Capetown," Temeraire added, as confidently as if nothing

stood in the way of their return. "It was a little

difficult to make them understand what we wanted, at first,

but some of them understood the Xhosa language, which I had

got a little of from Demane and Sipho, and I have learnt a

little of theirs as we came closer: it is not very

difficult, and there are many bits which are like Durzagh."

"But, forgive me; I do not mean to be ungrateful," Laurence

said, "-the mushrooms? What of the cure? Were there any

left?"

"We had already given all those we collected to the Fiona,"
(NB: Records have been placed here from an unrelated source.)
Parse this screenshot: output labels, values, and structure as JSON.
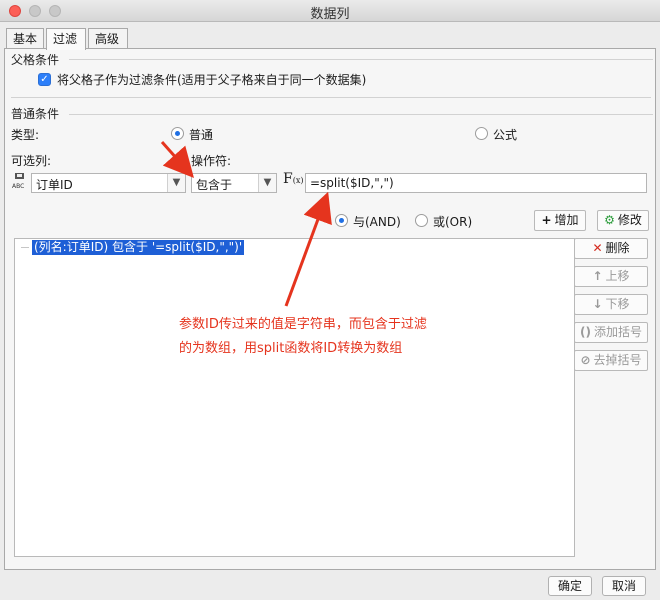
{
  "window": {
    "title": "数据列"
  },
  "tabs": [
    {
      "label": "基本"
    },
    {
      "label": "过滤"
    },
    {
      "label": "高级"
    }
  ],
  "parent_condition": {
    "heading": "父格条件",
    "checkbox_label": "将父格子作为过滤条件(适用于父子格来自于同一个数据集)",
    "checked": true
  },
  "normal_condition": {
    "heading": "普通条件",
    "type_label": "类型:",
    "type_options": [
      "普通",
      "公式"
    ],
    "selected_type": "普通",
    "column_label": "可选列:",
    "operator_label": "操作符:",
    "column_value": "订单ID",
    "operator_value": "包含于",
    "formula_value": "=split($ID,\",\")",
    "logic_options": [
      "与(AND)",
      "或(OR)"
    ],
    "selected_logic": "与(AND)",
    "add_label": "增加",
    "modify_label": "修改"
  },
  "conditions": [
    {
      "text": "(列名:订单ID) 包含于 '=split($ID,\",\")'"
    }
  ],
  "side_buttons": {
    "delete": "删除",
    "up": "上移",
    "down": "下移",
    "add_bracket": "添加括号",
    "remove_bracket": "去掉括号"
  },
  "annotation": {
    "line1": "参数ID传过来的值是字符串，而包含于过滤",
    "line2": "的为数组，用split函数将ID转换为数组",
    "color": "#e5341e"
  },
  "footer": {
    "ok": "确定",
    "cancel": "取消"
  }
}
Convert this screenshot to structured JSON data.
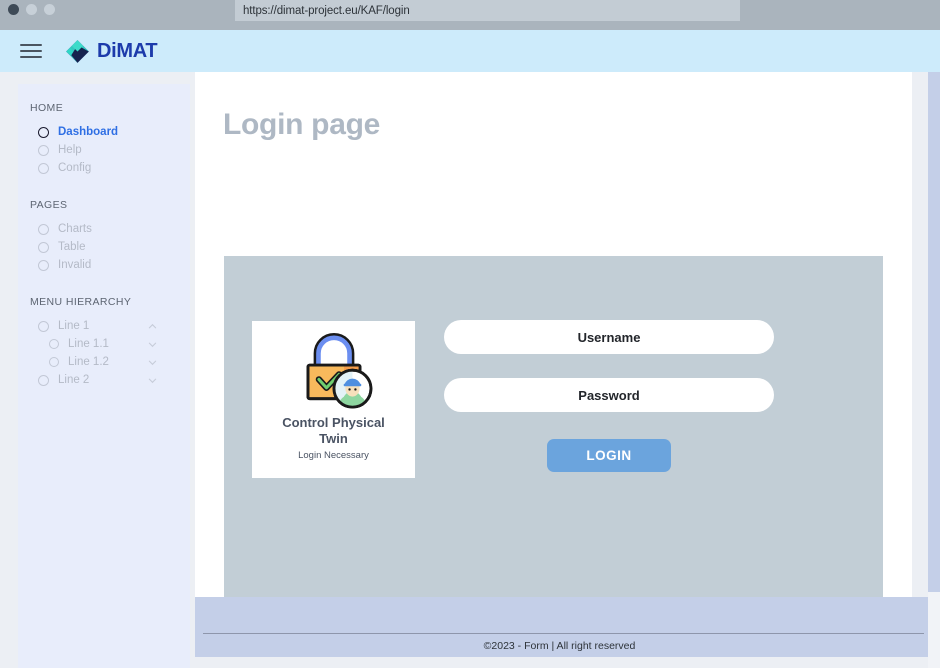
{
  "browser": {
    "url": "https://dimat-project.eu/KAF/login",
    "traffic_lights": [
      "close",
      "minimize",
      "maximize"
    ]
  },
  "header": {
    "menu_icon": "hamburger-menu-icon",
    "brand_name": "DiMAT",
    "brand_logo": "diamond-logo-icon",
    "background": "#cdebfb",
    "brand_color": "#1d3bab"
  },
  "sidebar": {
    "groups": [
      {
        "title": "HOME",
        "items": [
          {
            "label": "Dashboard",
            "active": true,
            "expandable": false
          },
          {
            "label": "Help",
            "active": false,
            "expandable": false
          },
          {
            "label": "Config",
            "active": false,
            "expandable": false
          }
        ]
      },
      {
        "title": "PAGES",
        "items": [
          {
            "label": "Charts",
            "active": false,
            "expandable": false
          },
          {
            "label": "Table",
            "active": false,
            "expandable": false
          },
          {
            "label": "Invalid",
            "active": false,
            "expandable": false
          }
        ]
      },
      {
        "title": "MENU HIERARCHY",
        "items": [
          {
            "label": "Line 1",
            "active": false,
            "expandable": true,
            "chevron": "chevron-up",
            "level": 1
          },
          {
            "label": "Line 1.1",
            "active": false,
            "expandable": true,
            "chevron": "chevron-down",
            "level": 2
          },
          {
            "label": "Line 1.2",
            "active": false,
            "expandable": true,
            "chevron": "chevron-down",
            "level": 2
          },
          {
            "label": "Line 2",
            "active": false,
            "expandable": true,
            "chevron": "chevron-down",
            "level": 1
          }
        ]
      }
    ],
    "active_color": "#2f6fe4"
  },
  "main": {
    "title": "Login page",
    "panel_color": "#c2ced6",
    "tile": {
      "icon": "padlock-with-user-icon",
      "title": "Control Physical Twin",
      "subtitle": "Login Necessary"
    },
    "form": {
      "username_placeholder": "Username",
      "username_value": "",
      "password_placeholder": "Password",
      "password_value": "",
      "login_label": "LOGIN",
      "login_button_color": "#6ba4dd"
    }
  },
  "footer": {
    "text": "©2023 - Form  |   All right reserved",
    "background": "#c4cfe8"
  }
}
Temeraire said, "and if those were not enough, then

Messoria and Immortalis could do very well taking back the

rest, without us," he finished defiantly, "so Sutton had no

right to complain, if we liked to go; and hang orders

anyway."

Laurence did not argue with him; he had no wish of giving

any further distress, and in any case, Temeraire's

insubordination having been answered by a success so

improbable, he would certainly not be inclined to listen to

any criticism on the subject: the sort of break-neck

reckless venture crowned inevitably, Laurence supposed, by

either triumph or disaster; speed and impudence having

their own virtue. "Where are Lily and Dulcia, then?"

"They are hiding, out upon the plains," Temeraire said. "We

agreed that first I should try, as I am big enough to carry

you all; and then if anything should go wrong, they would

still be loose." He switched his tail with something

halfway between irritation and unease. "It made very good

sense at the time, but I did not quite realize, that

anything would go wrong, and then I would not be able to

help them plan," he added plaintively, "and now I do not

know what they mean to do; although I am sure they will

think of something"-but he sounded a little dubious.